Domingo, 24 de junio de 2012 | Hoy
Por Diego Levy
De chico era fan de la película La máquina del tiempo, la pasaban seguido en las tardes de algún canal. Tengo grabada en mi memoria la imagen del protagonista, sentado en una butaca de terciopelo rojo con controles delante y un plato gigante en la parte trasera. Cuando activaba la palanca, el plato comenzaba a girar. La máquina siempre quedaba fija en su lugar, pero el tiempo avanzaba a gran velocidad. Cuando se detenía, veíamos ese mismo lugar en otra época.
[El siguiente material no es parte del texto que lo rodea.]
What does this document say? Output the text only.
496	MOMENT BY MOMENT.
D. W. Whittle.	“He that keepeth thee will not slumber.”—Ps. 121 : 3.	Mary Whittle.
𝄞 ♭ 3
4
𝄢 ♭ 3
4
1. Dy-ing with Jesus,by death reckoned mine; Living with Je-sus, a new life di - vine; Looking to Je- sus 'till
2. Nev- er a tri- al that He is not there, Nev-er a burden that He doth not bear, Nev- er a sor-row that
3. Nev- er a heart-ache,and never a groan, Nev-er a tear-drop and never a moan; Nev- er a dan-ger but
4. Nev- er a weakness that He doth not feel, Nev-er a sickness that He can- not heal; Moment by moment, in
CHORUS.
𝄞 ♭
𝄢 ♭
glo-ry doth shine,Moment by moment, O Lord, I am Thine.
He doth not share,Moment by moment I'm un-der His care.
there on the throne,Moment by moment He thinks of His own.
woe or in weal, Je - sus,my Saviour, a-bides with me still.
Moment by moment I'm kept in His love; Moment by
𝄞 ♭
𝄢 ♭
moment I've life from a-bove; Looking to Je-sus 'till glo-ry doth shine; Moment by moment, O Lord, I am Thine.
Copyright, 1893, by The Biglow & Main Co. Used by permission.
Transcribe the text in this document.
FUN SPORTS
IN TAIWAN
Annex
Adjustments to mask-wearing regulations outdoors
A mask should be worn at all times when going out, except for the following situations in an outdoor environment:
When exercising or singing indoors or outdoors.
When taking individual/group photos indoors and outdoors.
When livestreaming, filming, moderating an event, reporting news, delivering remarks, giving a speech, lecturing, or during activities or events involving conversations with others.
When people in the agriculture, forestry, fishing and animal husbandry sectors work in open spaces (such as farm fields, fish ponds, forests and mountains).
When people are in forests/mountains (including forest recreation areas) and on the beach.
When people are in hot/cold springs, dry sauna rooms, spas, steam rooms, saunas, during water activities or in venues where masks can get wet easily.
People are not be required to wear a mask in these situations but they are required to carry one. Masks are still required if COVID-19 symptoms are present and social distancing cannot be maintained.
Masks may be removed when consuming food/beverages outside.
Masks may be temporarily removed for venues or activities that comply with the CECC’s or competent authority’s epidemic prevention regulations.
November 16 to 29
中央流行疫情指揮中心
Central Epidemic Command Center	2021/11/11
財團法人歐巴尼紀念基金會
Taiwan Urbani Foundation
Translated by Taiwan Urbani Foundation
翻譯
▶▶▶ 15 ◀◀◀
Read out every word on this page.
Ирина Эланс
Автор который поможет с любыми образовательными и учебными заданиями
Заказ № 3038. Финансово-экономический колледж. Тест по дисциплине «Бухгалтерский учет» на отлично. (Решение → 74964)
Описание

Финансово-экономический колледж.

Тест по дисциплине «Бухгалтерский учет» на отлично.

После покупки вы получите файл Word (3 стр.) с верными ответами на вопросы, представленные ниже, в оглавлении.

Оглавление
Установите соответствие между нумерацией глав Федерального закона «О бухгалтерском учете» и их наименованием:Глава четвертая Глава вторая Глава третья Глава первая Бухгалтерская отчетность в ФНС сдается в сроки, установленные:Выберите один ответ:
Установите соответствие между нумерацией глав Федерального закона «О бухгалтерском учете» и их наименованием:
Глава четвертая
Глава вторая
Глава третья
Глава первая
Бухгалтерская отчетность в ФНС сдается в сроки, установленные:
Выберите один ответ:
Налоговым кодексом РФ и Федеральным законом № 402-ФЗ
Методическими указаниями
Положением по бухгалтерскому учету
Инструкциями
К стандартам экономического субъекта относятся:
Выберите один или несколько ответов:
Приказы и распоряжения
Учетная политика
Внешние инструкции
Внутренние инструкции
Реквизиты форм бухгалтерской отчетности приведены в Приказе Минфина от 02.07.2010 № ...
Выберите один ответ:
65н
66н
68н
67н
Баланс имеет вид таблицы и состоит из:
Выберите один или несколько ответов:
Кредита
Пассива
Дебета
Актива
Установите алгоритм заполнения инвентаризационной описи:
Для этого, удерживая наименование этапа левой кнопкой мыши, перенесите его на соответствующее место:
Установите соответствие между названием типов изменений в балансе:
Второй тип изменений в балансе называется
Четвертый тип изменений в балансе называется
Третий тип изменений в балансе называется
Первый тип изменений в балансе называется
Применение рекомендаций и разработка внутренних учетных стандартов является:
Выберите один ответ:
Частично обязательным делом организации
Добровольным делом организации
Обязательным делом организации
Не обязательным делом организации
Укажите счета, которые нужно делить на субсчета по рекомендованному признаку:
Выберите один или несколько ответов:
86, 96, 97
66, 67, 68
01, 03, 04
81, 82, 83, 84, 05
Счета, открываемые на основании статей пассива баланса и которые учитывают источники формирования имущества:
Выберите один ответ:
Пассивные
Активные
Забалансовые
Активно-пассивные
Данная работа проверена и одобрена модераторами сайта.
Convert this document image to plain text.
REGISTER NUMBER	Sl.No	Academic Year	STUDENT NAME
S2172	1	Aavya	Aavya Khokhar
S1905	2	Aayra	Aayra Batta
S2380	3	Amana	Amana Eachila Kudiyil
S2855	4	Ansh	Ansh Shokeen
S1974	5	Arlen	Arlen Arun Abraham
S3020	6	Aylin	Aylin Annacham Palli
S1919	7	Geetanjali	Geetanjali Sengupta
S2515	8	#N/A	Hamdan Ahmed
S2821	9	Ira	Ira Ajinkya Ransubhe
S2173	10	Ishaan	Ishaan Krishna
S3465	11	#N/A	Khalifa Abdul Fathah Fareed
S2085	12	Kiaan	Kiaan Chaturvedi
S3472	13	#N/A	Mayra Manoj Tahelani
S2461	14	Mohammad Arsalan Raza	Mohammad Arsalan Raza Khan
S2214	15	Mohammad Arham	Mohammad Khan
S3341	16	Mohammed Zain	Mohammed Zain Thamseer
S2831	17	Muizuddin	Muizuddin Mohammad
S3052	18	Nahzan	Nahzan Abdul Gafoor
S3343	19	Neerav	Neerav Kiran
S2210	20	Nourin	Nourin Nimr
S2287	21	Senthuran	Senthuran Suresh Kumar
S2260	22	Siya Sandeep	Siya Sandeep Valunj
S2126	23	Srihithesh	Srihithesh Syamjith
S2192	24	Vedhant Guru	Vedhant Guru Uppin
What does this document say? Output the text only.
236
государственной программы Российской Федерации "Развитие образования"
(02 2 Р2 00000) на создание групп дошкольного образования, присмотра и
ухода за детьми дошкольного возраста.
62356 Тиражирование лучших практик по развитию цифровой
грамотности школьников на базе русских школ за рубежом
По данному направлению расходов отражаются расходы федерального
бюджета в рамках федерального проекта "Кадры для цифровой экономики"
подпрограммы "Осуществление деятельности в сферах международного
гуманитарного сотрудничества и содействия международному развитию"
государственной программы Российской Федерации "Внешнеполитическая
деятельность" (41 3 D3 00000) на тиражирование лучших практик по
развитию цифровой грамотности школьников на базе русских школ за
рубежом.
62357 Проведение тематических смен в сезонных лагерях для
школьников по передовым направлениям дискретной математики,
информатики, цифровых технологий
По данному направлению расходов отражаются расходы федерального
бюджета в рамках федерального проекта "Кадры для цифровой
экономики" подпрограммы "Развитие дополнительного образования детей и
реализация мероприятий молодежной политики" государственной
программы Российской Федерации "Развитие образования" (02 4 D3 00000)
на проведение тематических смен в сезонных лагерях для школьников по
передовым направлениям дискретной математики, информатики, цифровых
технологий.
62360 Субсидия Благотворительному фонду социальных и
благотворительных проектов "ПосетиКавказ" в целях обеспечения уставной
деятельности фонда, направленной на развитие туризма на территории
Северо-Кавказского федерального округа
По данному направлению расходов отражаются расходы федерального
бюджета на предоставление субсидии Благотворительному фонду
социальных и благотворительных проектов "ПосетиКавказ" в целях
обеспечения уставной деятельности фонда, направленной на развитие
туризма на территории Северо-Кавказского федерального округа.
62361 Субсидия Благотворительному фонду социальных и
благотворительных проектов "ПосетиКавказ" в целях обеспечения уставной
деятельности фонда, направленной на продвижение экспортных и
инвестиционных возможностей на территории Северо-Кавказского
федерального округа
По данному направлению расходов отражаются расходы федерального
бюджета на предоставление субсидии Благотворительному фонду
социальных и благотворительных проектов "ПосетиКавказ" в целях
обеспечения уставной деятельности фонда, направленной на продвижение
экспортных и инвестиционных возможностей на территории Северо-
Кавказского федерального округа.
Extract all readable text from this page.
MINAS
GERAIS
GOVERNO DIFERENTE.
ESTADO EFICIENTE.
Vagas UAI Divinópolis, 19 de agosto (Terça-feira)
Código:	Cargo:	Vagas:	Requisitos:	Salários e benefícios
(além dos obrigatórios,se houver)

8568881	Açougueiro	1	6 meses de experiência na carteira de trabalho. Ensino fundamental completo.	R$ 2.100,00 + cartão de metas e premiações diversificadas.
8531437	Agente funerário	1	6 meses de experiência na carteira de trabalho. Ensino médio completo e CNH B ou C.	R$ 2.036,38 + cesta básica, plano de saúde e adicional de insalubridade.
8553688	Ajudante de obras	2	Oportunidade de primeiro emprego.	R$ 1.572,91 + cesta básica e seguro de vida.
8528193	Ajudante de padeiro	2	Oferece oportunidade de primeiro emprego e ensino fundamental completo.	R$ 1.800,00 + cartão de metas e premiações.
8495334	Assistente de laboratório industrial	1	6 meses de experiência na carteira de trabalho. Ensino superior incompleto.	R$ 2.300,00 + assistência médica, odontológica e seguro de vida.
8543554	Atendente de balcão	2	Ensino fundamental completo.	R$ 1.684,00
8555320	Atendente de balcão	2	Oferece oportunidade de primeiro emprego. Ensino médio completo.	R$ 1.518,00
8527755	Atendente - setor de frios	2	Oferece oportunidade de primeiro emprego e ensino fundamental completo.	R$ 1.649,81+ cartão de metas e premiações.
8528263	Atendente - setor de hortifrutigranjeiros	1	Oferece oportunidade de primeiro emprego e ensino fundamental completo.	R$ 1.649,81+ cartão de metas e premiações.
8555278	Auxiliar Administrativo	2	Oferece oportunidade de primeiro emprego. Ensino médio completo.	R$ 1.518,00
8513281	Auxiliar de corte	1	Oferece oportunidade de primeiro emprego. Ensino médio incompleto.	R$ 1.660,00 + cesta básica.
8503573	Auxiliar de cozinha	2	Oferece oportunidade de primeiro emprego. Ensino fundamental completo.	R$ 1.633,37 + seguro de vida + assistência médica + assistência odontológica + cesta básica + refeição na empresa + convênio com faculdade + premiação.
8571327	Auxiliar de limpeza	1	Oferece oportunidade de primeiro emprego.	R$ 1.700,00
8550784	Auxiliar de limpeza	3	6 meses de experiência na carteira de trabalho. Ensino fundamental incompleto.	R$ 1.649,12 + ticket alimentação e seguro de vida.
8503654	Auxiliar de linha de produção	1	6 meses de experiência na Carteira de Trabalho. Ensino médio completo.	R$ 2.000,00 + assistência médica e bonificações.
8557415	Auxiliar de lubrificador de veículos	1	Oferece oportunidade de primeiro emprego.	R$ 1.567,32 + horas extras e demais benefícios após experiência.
De todas las definiciones –sobre todo en la actualidad– que hay acerca de la fotografía, la de Horacio Coppola es la que más se asemeja a lo que yo siento por este oficio: el registro. La posibilidad de ser testigo y dejar testimonio de una época.
Ver las fotos de Horacio Coppola es como sentarse en esa máquina del tiempo, mover la palanca y viajar a una Buenos Aires que ya no existe: una ciudad joven, en pleno crecimiento, distinta de la que conocemos. Sin embargo la luz es la misma y la moderna mirada de Coppola logra algo muy difícil: detener el tiempo en imágenes que no envejecerán nunca.
Admiro esa vocación natural, en una época donde no había tantas imágenes, por el registro sistemático, sin mayor pretensión que la de perseguir la luz y retratar la ciudad.
No tuve la suerte de conocerlo en persona, en algún momento quise ponerme en contacto con él, pero lamentablemente el pudor me detuvo.
Queda una inmensa obra: bella, eterna y fundamental.